In the current study, we show that tMRCA estimations of the infection ages based on Sanger sequencing data can be used reliably as an approximation of HIV infection dates. Our approach has a few limitations, such as that it can be utilized only for sequences from PLHIV infected with MTCs. Our approach is probably less reliable than NGS, however NGS data or heterochronous sequences are largely missing from HIV clinical laboratories. Alternatively, and under specific conditions, widely available HIV-1 Sanger sequencing data can be used for the estimation of HIV infection dates.
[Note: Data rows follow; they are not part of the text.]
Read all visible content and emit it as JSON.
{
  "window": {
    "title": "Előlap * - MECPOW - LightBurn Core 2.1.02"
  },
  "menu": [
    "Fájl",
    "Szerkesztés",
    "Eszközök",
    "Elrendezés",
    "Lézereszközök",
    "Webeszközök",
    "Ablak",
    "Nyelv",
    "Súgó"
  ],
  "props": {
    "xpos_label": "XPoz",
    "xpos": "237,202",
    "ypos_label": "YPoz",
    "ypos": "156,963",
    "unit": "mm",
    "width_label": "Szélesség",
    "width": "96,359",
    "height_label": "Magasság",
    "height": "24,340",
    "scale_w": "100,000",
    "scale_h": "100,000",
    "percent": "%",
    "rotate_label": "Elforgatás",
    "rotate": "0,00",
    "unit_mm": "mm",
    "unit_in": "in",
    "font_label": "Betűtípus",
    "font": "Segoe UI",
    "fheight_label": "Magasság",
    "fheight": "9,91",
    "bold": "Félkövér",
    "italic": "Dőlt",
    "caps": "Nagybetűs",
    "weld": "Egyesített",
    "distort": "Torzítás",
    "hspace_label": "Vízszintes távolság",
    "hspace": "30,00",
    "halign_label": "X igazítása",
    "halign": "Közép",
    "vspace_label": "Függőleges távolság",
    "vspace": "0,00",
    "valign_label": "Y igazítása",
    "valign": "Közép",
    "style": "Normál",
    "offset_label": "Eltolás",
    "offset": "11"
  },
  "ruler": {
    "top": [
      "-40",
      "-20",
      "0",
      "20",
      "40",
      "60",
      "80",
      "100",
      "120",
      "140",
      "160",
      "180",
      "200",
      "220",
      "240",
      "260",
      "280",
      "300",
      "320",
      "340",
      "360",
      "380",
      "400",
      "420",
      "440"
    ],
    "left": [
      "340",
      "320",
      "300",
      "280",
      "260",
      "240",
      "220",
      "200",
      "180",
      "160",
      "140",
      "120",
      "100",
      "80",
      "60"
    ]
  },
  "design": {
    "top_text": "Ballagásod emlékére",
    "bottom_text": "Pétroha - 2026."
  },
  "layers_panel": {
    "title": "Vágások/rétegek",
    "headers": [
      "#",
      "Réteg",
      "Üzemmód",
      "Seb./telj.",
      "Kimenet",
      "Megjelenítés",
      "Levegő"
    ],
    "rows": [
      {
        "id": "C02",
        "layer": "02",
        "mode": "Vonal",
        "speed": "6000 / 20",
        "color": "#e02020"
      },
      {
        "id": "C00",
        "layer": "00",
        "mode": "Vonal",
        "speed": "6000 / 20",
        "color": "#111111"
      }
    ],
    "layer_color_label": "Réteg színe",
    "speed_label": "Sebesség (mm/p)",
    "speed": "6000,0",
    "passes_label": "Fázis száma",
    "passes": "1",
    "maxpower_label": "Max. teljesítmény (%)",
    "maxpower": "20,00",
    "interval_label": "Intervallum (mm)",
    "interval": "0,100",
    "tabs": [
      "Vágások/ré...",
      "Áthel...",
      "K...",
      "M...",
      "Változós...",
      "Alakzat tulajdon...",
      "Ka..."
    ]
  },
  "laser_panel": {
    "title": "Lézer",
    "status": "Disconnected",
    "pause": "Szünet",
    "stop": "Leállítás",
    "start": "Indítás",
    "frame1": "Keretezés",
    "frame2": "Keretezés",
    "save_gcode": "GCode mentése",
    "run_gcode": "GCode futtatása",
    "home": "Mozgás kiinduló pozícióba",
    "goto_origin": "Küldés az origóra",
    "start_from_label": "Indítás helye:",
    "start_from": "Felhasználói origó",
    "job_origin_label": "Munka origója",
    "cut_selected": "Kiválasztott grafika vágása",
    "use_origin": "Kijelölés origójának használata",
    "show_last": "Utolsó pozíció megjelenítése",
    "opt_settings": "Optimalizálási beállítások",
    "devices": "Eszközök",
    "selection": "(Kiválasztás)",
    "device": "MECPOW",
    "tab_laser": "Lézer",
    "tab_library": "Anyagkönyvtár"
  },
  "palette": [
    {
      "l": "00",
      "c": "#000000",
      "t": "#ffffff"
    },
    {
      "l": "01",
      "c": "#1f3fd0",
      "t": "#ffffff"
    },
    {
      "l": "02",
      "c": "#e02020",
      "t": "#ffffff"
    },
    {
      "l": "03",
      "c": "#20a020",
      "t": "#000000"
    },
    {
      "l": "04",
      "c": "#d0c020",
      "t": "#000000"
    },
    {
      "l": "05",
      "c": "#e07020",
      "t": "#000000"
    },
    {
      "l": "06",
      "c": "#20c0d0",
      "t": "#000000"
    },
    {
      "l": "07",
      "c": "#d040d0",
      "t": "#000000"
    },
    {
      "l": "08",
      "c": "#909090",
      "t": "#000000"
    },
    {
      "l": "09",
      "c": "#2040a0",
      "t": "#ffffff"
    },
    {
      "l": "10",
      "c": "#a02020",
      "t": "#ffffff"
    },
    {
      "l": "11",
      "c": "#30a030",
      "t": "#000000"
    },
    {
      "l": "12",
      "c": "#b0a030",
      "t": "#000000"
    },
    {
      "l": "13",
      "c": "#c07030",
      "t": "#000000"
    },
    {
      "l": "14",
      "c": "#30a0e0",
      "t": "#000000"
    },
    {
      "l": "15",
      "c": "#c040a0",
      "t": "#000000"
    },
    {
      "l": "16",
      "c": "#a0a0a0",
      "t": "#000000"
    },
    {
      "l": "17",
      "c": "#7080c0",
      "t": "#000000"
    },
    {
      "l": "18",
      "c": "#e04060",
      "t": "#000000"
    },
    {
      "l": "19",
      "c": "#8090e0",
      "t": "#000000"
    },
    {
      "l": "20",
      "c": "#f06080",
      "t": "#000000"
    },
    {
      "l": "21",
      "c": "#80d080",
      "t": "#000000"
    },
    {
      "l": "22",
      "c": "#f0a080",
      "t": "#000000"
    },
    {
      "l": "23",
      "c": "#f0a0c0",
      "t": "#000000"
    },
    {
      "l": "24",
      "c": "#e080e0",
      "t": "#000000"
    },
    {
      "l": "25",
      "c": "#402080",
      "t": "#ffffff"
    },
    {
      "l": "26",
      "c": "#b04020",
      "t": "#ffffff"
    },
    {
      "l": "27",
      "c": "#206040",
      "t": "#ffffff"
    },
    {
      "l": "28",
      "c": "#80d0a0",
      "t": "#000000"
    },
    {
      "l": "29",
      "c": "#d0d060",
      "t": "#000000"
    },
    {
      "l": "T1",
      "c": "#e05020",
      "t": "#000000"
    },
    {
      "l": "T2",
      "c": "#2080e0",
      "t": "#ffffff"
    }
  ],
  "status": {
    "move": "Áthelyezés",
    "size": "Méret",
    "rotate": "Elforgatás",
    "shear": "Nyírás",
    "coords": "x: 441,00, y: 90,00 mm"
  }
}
Finally, if MTCs have been characterized, our study suggests that dating can be used for an on-going epidemic to quickly assess whether a given blood sample represents a recent infection. This is a useful adjunct to LAg for HIV public health interventions in accordance with one of the key strategies to respond quickly to potential HIV outbreaks as part of the Ending HIV plan in the USA.
Data Availability
We will share our data upon reasonable request.
Funding
The study has been supported in part by the following grants: i) “ARISTOTLE” program was implemented under National Strategic Reference Framework 2007-2013 (MIS 365008) and was cofunded by the European Social Fund, national resources and the Hellenic Scientific Society for the Study of AIDS and STDs, ii) “TRIP” program was supported by the United States National Institute on Drug Abuse (NIDA) (DP1 DA034989), iii) data from Luxembourg were collected in the context of studies supported by grants from the Ministry of Health of Luxembourg (HIV-MSAN) and iv) 2018 Asklepios Gilead Hellas Grants Programme.
Competing financial interests
The authors declare no competing financial interests.